The ERAV Data Model

wq version: 0.7.8 1.0 1.1
Docs > Philosophy

The ERAV Data Model

The Entity-Record-Attribute-Value (ERAV) data model is an extension to Entity-Attribute-Value (EAV) that adds support for maintaining multiple versions of a model with different provenance. As the name implies, ERAV is made up of four distinct components (i.e. ORM models/database tables).

Name Description
Entity The object being described
Record The actual description of the object, from the perspective of one person or process
Attribute The definition of each potential data point (name, data type, etc.)
Value The actual data points for each record, corresponding to the available attribute definitions. (This would usually be implemented as a many-to-many relationship linking Record and Attribute)

For many operational uses, the attribute values for each entities' records can be "merged" into a single set, providing the appearance of a regular EAV. However, the actual data is kept distinct, providing enhanced flexibility for tracking provenance of data collected from multiple sources.

Example Use Case

Suppose you are maintaining a dataset of time series data, and that the list of attributes for each event in the series might change over time. The EAV model will be useful to provide the flexibility to adapt to changing attribute definitions. However, suppose the actual data is being uploaded through a number of different mechanisms. Some data is submitted through a smartphone application; others may be uploaded in bulk from Excel spreadsheets (both before and after offline review). In addition, some data is exchanged with third party databases.

Without ERAV, tracking changes to individual entities (events) will be quite difficult. A wiki or similar versioning scheme would help, but only to the extent that changes to data happened within the system. In this example (and in many real-world use cases), the changes may happen in Excel, or in third party systems with different goals or revision tracking requirements.
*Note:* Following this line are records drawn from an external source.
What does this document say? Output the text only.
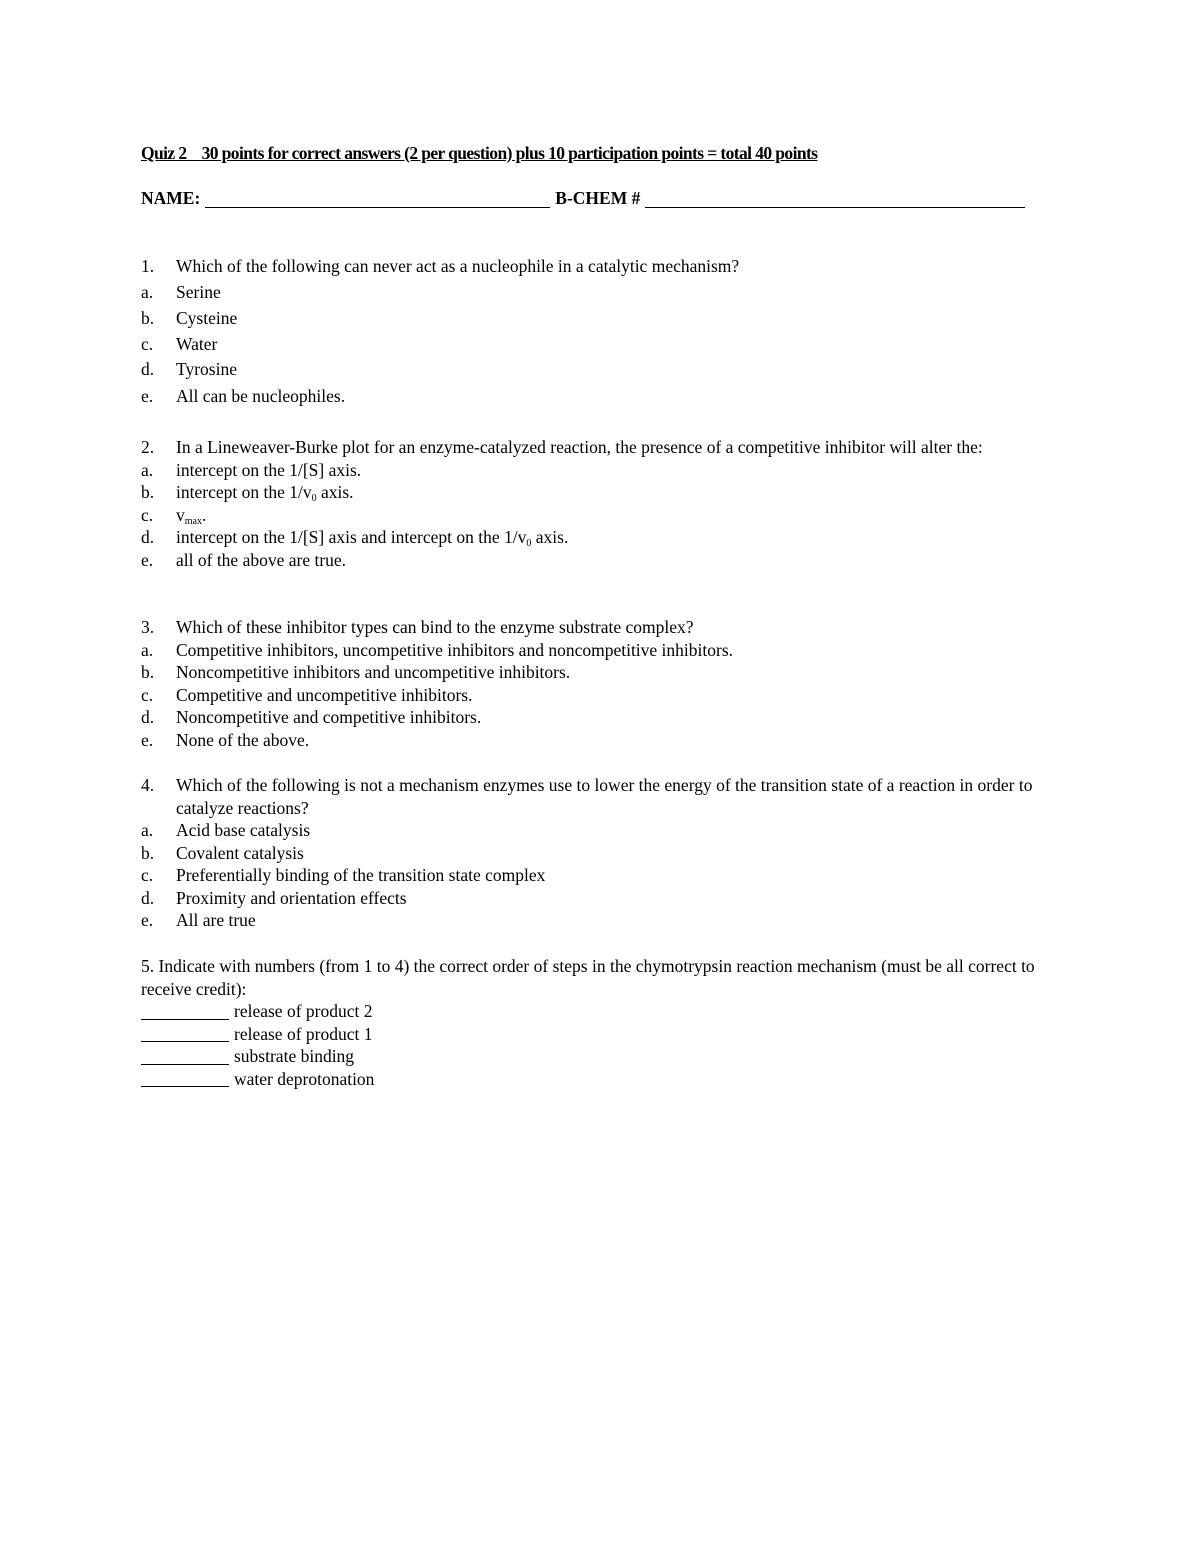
Quiz 2    30 points for correct answers (2 per question) plus 10 participation points = total 40 points
NAME:	B-CHEM #
1.	Which of the following can never act as a nucleophile in a catalytic mechanism?
a.	Serine
b.	Cysteine
c.	Water
d.	Tyrosine
e.	All can be nucleophiles.
2.	In a Lineweaver-Burke plot for an enzyme-catalyzed reaction, the presence of a competitive inhibitor will alter the:
a.	intercept on the 1/[S] axis.
b.	intercept on the $1/v_0$ axis.
c.	$v_{max}$.
d.	intercept on the 1/[S] axis and intercept on the $1/v_0$ axis.
e.	all of the above are true.
3.	Which of these inhibitor types can bind to the enzyme substrate complex?
a.	Competitive inhibitors, uncompetitive inhibitors and noncompetitive inhibitors.
b.	Noncompetitive inhibitors and uncompetitive inhibitors.
c.	Competitive and uncompetitive inhibitors.
d.	Noncompetitive and competitive inhibitors.
e.	None of the above.
4.	Which of the following is not a mechanism enzymes use to lower the energy of the transition state of a reaction in order to catalyze reactions?
a.	Acid base catalysis
b.	Covalent catalysis
c.	Preferentially binding of the transition state complex
d.	Proximity and orientation effects
e.	All are true
5. Indicate with numbers (from 1 to 4) the correct order of steps in the chymotrypsin reaction mechanism (must be all correct to receive credit):
release of product 2
release of product 1
substrate binding
water deprotonation
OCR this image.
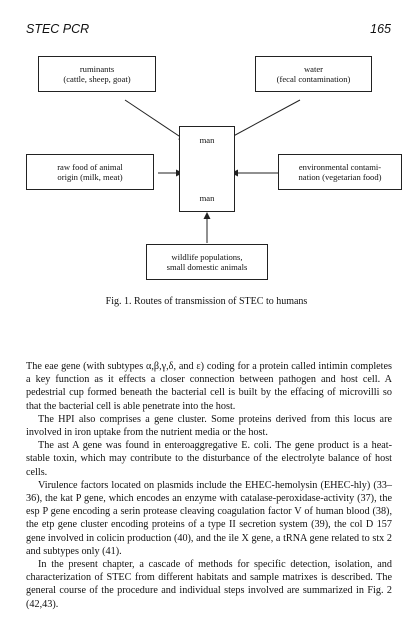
STEC PCR	165
ruminants
(cattle, sheep, goat)
water
(fecal contamination)
man
man
raw food of animal
origin (milk, meat)
environmental contami-
nation (vegetarian food)
wildlife populations,
small domestic animals
Fig. 1. Routes of transmission of STEC to humans

The eae gene (with subtypes α,β,γ,δ, and ε) coding for a protein called intimin completes a key function as it effects a closer connection between pathogen and host cell. A pedestrial cup formed beneath the bacterial cell is built by the effacing of microvilli so that the bacterial cell is able penetrate into the host.

The HPI also comprises a gene cluster. Some proteins derived from this locus are involved in iron uptake from the nutrient media or the host.

The ast A gene was found in enteroaggregative E. coli. The gene product is a heat-stable toxin, which may contribute to the disturbance of the electrolyte balance of host cells.

Virulence factors located on plasmids include the EHEC-hemolysin (EHEC-hly) (33–36), the kat P gene, which encodes an enzyme with catalase-peroxidase-activity (37), the esp P gene encoding a serin protease cleaving coagulation factor V of human blood (38), the etp gene cluster encoding proteins of a type II secretion system (39), the col D 157 gene involved in colicin production (40), and the ile X gene, a tRNA gene related to stx 2 and subtypes only (41).

In the present chapter, a cascade of methods for specific detection, isolation, and characterization of STEC from different habitats and sample matrixes is described. The general course of the procedure and individual steps involved are summarized in Fig. 2 (42,43).
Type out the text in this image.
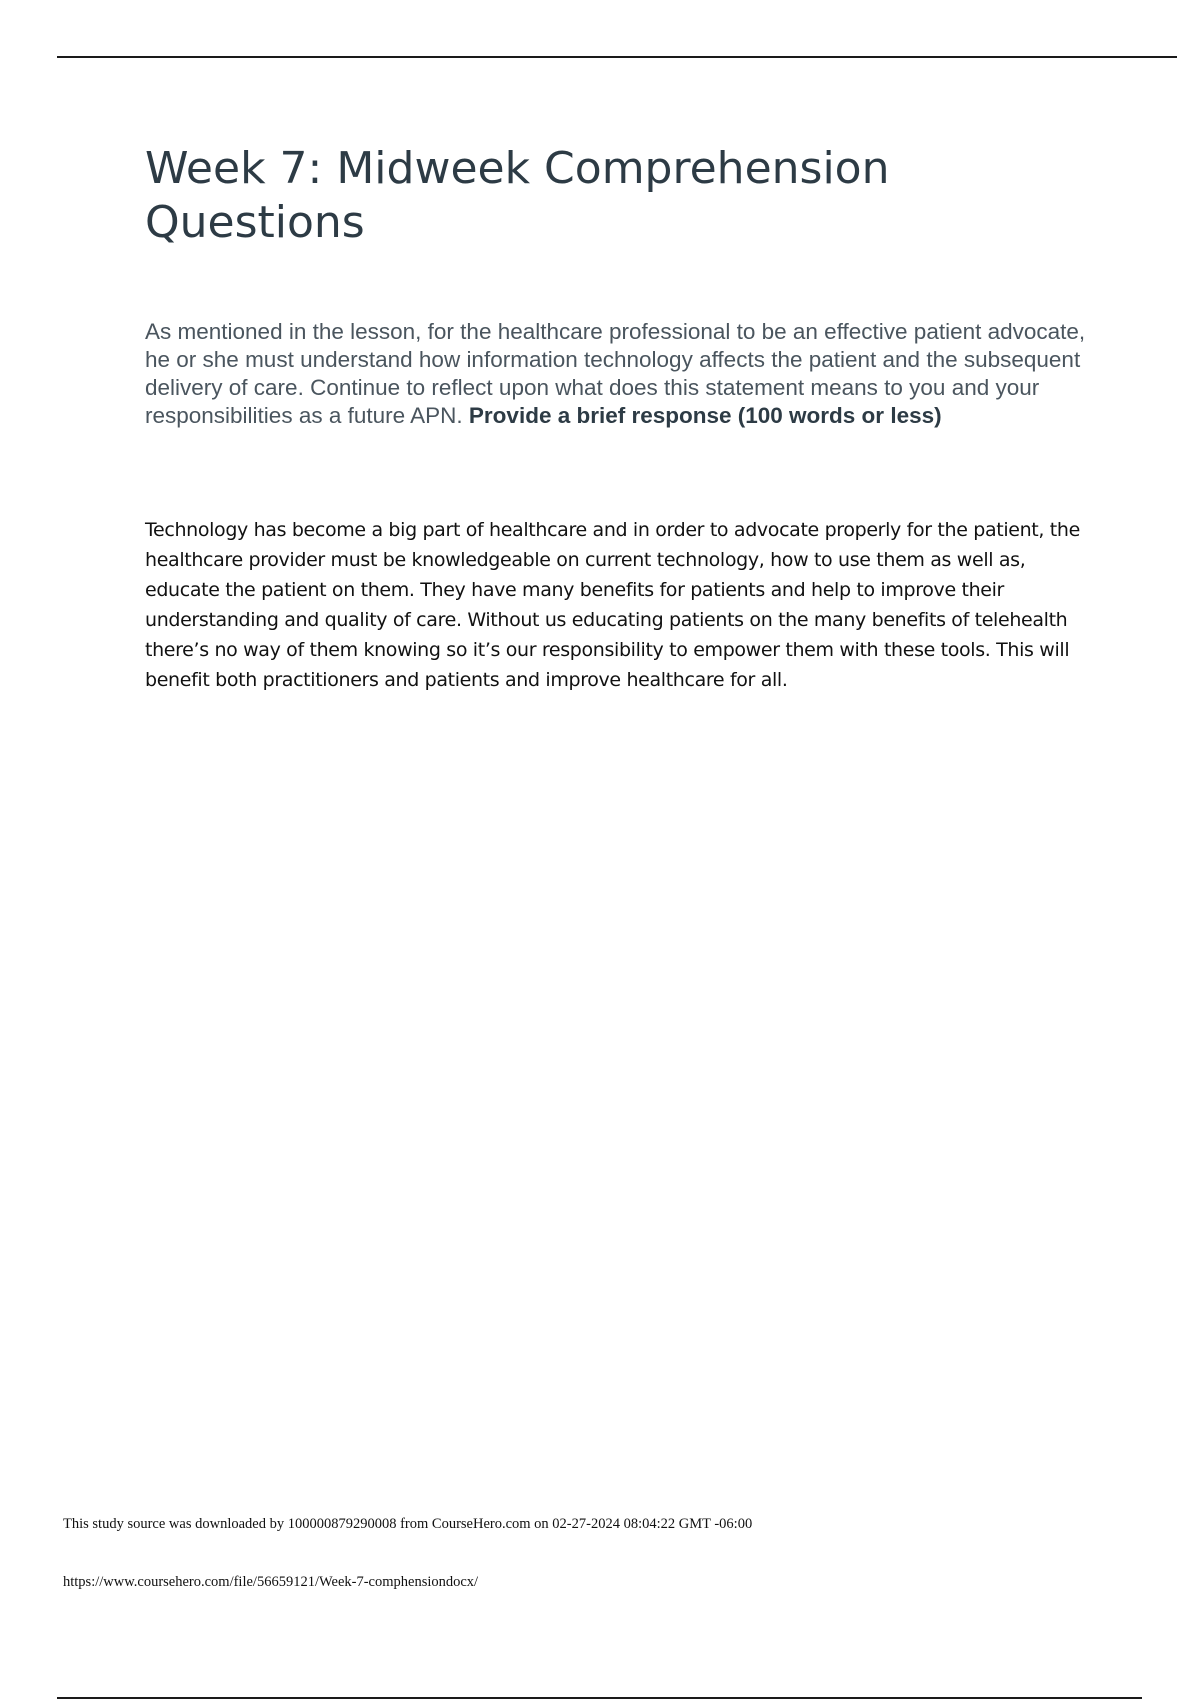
Week 7: Midweek Comprehension Questions

As mentioned in the lesson, for the healthcare professional to be an effective patient advocate, he or she must understand how information technology affects the patient and the subsequent delivery of care. Continue to reflect upon what does this statement means to you and your responsibilities as a future APN. Provide a brief response (100 words or less)

Technology has become a big part of healthcare and in order to advocate properly for the patient, the healthcare provider must be knowledgeable on current technology, how to use them as well as, educate the patient on them. They have many benefits for patients and help to improve their understanding and quality of care. Without us educating patients on the many benefits of telehealth there’s no way of them knowing so it’s our responsibility to empower them with these tools. This will benefit both practitioners and patients and improve healthcare for all.

This study source was downloaded by 100000879290008 from CourseHero.com on 02-27-2024 08:04:22 GMT -06:00

https://www.coursehero.com/file/56659121/Week-7-comphensiondocx/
The ERAV model solves this versioning challenge by making it possible to import data for the same entity more than once. Each subsequent import is treated as a separate record, but linked back to the entity so that the data can be merged for operational use. (ERAV can be interpreted in this case to mean Event-Report-Attribute-Value - which is the definition used in the paper introducing the model.)


Important Concepts

Natural Key

A critical component to ERAV is the concept of a natural key for the Entity/Event model. A natural key in this context is a set of fields that both occur naturally in the data, and uniquely identify a record. An important feature of a natural key is that it does not need to be assigned a priori by a central mechanism. (By contrast, a typical primary key is assigned centrally, at the time the record is registered with the database.) Without a usable natural key, there is no easy way to determine which entity is being described in subsequent reports. For many periodic monitoring projects, a natural key might just be a location and date. If two or more reports are entered or uploaded containing the same location and date, they will be interpreted as describing the same event.

"Merging" Reports for Analysis

ERAV is particularly useful for combining values from two records with different attributes. For example, a smartphone may be used to upload initial data and a photo for an event, while a spreadsheet could provide supplemental information. The "merging" feature of ERAV makes it possible to present a single unified description of an Entity/Event, useful for analysis and most typical use cases. Unlike other versioning models and EAV, this can be done without obfuscating the metadata associated with each individual report (who uploaded it, when, how, etc.). When more robust inquiry is needed about the provenance of a particular data point, the reports can be used to determine this information.

Handling Conflicts

However, it is certainly possible that two reports will contain an overlapping attribute set. This is especially likely if data is exported, reviewed offline, and uploaded again. In this case, the values may conflict. In traditional versioning models, any conflicts would need to be resolved immediately, as there can usually be only one active version of an entity. This is not always practical, especially when dealing with bulk uploads of data. ERAV smooths over these conflicts, allowing them to be resolved at a later time. Until the conflicts are resolved, the value from the most authoritative report is selected for each attribute when merging data for analysis. "Authoritative" could often just be the most recent value, or indicated with a status ("Final" reports would take precedence over "Provisional" reports, etc.).

Implementation Notes

The reference implementation of ERAV is vera, a wq.db module that is particularly suited for the time series use case.